Leo E. Strine, Jr. is Chief Justice of the Delaware Supreme Court, the Austin Wakeman Scott Lecturer on Law and a Senior Fellow of the Harvard Law School Program on Corporate Governance. This post is based on Chief Justice Strine’s recent keynote address to the Fellows Colloquium of the American College of Governance Counsel, available here. Related research from the Program on Corporate Governance includes The Long-Term Effects of Hedge Fund Activism by Lucian Bebchuk, Alon Brav, and Wei Jiang (discussed on the Forum here), The Myth that Insulating Boards Serves Long-Term Value by Lucian Bebchuk (discussed on the Forum here), and Can We Do Better by Ordinary Investors? A Pragmatic Reaction to the Dueling Ideological Mythologists of Corporate Law, by Leo E. Strine (discussed on the Forum here).

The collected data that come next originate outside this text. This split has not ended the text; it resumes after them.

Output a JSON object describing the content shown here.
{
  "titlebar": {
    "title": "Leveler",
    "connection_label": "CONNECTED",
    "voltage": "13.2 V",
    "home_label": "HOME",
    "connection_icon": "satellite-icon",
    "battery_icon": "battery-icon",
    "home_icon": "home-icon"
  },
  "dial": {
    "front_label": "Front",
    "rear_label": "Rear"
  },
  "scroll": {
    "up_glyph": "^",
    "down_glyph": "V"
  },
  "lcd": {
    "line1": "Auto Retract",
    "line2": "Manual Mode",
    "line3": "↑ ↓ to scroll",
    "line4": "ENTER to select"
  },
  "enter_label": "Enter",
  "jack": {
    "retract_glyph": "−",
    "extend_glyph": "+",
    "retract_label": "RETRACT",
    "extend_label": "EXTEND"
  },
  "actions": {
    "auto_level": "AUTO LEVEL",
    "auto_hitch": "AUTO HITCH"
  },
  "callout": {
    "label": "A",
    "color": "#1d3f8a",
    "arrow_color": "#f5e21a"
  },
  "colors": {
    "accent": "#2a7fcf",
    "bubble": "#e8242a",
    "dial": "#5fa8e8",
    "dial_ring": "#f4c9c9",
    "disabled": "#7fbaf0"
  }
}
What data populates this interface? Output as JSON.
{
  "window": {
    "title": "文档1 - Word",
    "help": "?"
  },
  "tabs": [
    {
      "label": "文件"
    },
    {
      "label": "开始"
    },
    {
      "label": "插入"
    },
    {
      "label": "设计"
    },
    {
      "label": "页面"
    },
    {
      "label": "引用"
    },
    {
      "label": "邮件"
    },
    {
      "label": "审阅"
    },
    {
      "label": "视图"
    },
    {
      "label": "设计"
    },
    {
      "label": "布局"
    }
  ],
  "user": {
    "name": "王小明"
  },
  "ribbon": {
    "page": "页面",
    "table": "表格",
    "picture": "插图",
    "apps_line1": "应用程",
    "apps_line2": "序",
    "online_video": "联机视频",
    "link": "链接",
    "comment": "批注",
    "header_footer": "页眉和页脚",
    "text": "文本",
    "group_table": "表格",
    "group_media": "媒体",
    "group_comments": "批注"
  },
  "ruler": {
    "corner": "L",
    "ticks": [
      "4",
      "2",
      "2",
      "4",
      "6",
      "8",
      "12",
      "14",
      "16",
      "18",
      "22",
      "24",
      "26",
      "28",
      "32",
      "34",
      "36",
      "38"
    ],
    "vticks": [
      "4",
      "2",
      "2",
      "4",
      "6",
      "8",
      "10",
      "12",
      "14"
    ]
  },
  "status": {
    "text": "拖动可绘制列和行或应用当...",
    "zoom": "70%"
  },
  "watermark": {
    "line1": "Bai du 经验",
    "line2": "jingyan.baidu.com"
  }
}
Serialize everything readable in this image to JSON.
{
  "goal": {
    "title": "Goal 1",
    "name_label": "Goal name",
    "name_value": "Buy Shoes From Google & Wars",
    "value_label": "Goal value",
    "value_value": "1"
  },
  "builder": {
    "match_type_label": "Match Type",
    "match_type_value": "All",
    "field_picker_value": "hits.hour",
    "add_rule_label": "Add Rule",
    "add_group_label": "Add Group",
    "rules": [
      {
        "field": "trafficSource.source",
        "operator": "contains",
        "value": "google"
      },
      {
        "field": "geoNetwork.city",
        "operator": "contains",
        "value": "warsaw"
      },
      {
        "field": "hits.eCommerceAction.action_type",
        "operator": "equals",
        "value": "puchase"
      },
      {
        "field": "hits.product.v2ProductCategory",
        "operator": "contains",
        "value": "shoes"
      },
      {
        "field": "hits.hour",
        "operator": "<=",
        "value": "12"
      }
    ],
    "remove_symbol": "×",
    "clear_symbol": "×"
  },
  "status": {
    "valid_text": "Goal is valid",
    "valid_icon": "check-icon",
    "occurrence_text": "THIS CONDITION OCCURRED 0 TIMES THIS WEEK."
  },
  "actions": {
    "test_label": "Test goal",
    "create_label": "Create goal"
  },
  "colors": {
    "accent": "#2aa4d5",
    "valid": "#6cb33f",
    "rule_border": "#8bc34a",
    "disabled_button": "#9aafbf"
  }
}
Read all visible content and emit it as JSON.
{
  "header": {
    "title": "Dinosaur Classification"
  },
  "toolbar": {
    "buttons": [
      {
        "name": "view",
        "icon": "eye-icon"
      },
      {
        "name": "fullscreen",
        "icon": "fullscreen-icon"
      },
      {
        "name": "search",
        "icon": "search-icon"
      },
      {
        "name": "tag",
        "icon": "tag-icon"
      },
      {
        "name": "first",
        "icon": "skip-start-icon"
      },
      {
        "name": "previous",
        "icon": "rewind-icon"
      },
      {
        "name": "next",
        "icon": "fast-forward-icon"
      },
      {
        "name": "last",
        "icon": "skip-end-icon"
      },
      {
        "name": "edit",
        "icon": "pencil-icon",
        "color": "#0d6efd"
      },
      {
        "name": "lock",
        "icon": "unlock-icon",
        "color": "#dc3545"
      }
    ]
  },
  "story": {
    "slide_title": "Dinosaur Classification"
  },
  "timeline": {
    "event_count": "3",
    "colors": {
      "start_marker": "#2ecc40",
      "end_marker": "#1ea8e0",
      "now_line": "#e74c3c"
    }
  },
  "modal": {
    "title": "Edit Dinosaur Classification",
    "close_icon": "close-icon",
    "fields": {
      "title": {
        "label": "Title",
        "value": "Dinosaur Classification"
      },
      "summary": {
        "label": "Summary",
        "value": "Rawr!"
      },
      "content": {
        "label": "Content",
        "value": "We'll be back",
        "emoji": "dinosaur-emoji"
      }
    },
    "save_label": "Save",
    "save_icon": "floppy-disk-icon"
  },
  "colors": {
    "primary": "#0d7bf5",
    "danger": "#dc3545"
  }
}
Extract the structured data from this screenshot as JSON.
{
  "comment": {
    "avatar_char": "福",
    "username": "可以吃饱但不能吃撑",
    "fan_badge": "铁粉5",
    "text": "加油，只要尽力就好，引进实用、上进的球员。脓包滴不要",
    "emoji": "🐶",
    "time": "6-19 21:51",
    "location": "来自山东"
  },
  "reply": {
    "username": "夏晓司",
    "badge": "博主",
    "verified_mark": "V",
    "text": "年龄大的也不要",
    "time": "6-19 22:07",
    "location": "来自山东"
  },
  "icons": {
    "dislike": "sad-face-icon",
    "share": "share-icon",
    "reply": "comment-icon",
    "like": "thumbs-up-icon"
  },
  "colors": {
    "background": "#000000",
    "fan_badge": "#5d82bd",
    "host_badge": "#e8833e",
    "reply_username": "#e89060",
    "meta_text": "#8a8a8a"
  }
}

These days it has become fashionable to talk about a subject some of us have been addressing for some time: [1] whether the incentive system for the governance of American corporations optimally encourages long-term investment, sustainable policies, and therefore creates the most long-term economic and social benefit for American workers and investors. Many commentators have come to the conclusion that the answer to that question is no. They bemoan the pressures that can lead corporate managers to quick fixes like offshoring, which might give a balance sheet a short-term benefit, but cut our nation’s long-term prospects. They lament the relative tilt in corporate spending toward stock buybacks and away from spending on capital expenditures. They look at situations where corporations took environmental or other regulatory short-cuts, which ended up in disaster, and ask whether anyone is thinking about sustainable approaches. They rightly point to the accounting gimmickry involved in several high-profile debacles and ask what it has to do with the creation of long-term wealth for human investors.